■アクティブ・ラーニングって何だろう!?
「アクティブ・ラーニング」という表現が教育現場に入りこんだのはいつのことだろう。教員が講義形式で一方的に教えるのではなく、グループワークやディスカッションを導入するなどして生徒たちが主体的に、仲間と協働作業をしながらその学びを深める手法を指すとされている。
「アクティブ・ラーニング」は直訳すると「能動的な学び」となる。しかし、そもそも双方向型授業を展開しないとその姿勢は得られないのだろうか。あるいは、「学び」とはどんな形であれそもそも能動的なものではないのか。この表現を耳にするたびにモヤモヤしていた。
今回わたしは、東京都世田谷区にある共学校「東京都市大学等々力中学校・高等学校」を訪ねた。ここでそのモヤモヤが晴れるような思いに至った。
■受験生たちに圧倒的人気を誇る理科室
同校の文化祭には在校生の保護者や卒業生だけでなく、毎年中学受験生たちが大挙してやってくる。そして、彼ら彼女らに大人気の展示があるという。
教頭の二瓶克文先生は胸を張る。
「文化祭ではこの廊下に中学受験生たちの長蛇の列ができあがるのですよ」
同校の第2校舎の1階。ここは「生物室」「化学室」「物理室」とフロアすべてが理科の教室で占められている。廊下側には大きな窓があり、そのスペースを利用してさまざまなものが陳列されている。そう、人気を博しているのは理科部の展示だ。

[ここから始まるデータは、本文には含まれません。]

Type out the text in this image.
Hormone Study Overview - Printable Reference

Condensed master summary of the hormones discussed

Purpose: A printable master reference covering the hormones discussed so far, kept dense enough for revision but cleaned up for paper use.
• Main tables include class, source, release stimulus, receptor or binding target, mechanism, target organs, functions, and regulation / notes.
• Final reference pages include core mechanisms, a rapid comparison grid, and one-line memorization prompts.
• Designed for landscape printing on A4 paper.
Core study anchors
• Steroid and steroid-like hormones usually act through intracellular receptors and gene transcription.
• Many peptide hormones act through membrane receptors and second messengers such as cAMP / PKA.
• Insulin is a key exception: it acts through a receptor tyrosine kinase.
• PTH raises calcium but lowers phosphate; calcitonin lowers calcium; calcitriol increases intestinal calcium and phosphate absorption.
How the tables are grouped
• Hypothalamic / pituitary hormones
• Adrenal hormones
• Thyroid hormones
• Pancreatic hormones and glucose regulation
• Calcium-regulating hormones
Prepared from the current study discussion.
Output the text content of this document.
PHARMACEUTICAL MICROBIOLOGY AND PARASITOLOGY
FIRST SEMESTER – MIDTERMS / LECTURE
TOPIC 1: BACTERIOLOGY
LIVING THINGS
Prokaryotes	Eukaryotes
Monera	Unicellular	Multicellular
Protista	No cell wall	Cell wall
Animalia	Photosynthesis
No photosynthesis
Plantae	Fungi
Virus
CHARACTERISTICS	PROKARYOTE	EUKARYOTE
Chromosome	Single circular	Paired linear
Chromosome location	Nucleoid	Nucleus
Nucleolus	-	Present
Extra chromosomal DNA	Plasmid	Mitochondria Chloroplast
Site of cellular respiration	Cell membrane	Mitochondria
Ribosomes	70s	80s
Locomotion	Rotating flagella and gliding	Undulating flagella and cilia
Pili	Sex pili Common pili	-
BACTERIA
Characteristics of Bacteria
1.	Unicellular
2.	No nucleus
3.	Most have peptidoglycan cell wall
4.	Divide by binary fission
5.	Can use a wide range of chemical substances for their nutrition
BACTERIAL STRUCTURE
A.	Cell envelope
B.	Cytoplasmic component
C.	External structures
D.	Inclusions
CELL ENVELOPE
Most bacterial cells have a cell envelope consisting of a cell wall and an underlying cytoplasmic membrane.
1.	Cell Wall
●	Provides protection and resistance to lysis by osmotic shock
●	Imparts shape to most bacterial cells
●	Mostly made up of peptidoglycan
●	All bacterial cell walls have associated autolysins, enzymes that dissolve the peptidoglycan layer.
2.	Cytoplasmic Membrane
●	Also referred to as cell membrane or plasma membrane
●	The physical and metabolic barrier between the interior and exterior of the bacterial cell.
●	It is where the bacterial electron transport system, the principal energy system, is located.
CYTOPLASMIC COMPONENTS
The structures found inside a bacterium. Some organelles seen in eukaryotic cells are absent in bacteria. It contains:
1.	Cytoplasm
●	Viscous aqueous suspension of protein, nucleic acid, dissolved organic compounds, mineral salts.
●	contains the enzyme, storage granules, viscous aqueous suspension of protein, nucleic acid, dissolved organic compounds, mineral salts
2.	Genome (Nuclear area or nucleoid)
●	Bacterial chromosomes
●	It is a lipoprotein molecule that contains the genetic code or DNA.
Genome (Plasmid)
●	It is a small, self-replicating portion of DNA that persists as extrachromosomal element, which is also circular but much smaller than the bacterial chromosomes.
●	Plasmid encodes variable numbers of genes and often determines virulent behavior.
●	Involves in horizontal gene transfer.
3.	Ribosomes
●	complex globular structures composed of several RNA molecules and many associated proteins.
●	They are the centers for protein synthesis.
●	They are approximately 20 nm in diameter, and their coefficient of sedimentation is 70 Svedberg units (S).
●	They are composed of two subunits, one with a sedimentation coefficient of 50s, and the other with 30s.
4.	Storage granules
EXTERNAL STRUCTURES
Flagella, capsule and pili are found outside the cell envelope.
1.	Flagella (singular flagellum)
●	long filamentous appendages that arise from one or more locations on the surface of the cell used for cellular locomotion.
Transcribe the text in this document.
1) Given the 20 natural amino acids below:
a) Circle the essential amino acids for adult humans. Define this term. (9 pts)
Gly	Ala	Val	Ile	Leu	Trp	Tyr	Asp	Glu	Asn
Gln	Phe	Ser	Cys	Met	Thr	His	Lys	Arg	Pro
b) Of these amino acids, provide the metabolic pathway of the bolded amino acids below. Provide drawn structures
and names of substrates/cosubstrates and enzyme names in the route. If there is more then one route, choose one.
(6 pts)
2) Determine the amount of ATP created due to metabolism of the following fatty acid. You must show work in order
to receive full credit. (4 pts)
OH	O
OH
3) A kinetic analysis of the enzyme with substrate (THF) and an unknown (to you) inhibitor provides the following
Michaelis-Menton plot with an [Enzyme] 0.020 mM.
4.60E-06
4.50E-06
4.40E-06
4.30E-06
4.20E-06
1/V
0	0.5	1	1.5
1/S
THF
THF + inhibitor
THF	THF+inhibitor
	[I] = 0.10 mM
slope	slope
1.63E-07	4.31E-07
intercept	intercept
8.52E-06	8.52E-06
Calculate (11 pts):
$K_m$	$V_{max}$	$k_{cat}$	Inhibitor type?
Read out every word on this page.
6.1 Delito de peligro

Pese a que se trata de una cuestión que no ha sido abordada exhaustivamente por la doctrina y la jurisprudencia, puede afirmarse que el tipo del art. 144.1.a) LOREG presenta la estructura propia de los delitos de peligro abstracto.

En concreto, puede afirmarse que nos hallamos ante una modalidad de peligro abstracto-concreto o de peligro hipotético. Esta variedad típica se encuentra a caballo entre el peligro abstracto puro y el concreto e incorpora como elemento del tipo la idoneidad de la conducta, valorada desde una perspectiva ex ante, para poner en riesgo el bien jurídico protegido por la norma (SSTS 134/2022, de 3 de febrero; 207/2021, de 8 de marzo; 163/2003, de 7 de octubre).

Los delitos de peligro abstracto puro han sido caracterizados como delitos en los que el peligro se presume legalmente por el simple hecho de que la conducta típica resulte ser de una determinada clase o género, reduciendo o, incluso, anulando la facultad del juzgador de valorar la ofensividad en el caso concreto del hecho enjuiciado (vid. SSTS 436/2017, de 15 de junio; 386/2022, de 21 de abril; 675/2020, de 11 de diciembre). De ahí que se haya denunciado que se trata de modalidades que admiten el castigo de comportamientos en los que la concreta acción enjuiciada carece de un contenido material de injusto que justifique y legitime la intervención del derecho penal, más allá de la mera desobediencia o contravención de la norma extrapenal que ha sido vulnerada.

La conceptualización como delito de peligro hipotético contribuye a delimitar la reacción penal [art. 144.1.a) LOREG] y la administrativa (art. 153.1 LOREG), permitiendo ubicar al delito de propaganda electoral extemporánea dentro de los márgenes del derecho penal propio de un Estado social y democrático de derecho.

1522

目を引くのはなんといっても昆虫や動物の標本類。クジラやイルカの骨格標本や熊の剥製などがずらりと並べられている。これは理科部の部員たちが丹精込めて作り上げたものだという。ほかにも、さまざまな用途の理科実験器具が目に飛び込んでくる。
これらの展示、そして、1フロアすべてが理科教育設備であるという点から、同校は理科教育に力を入れていることが分かる。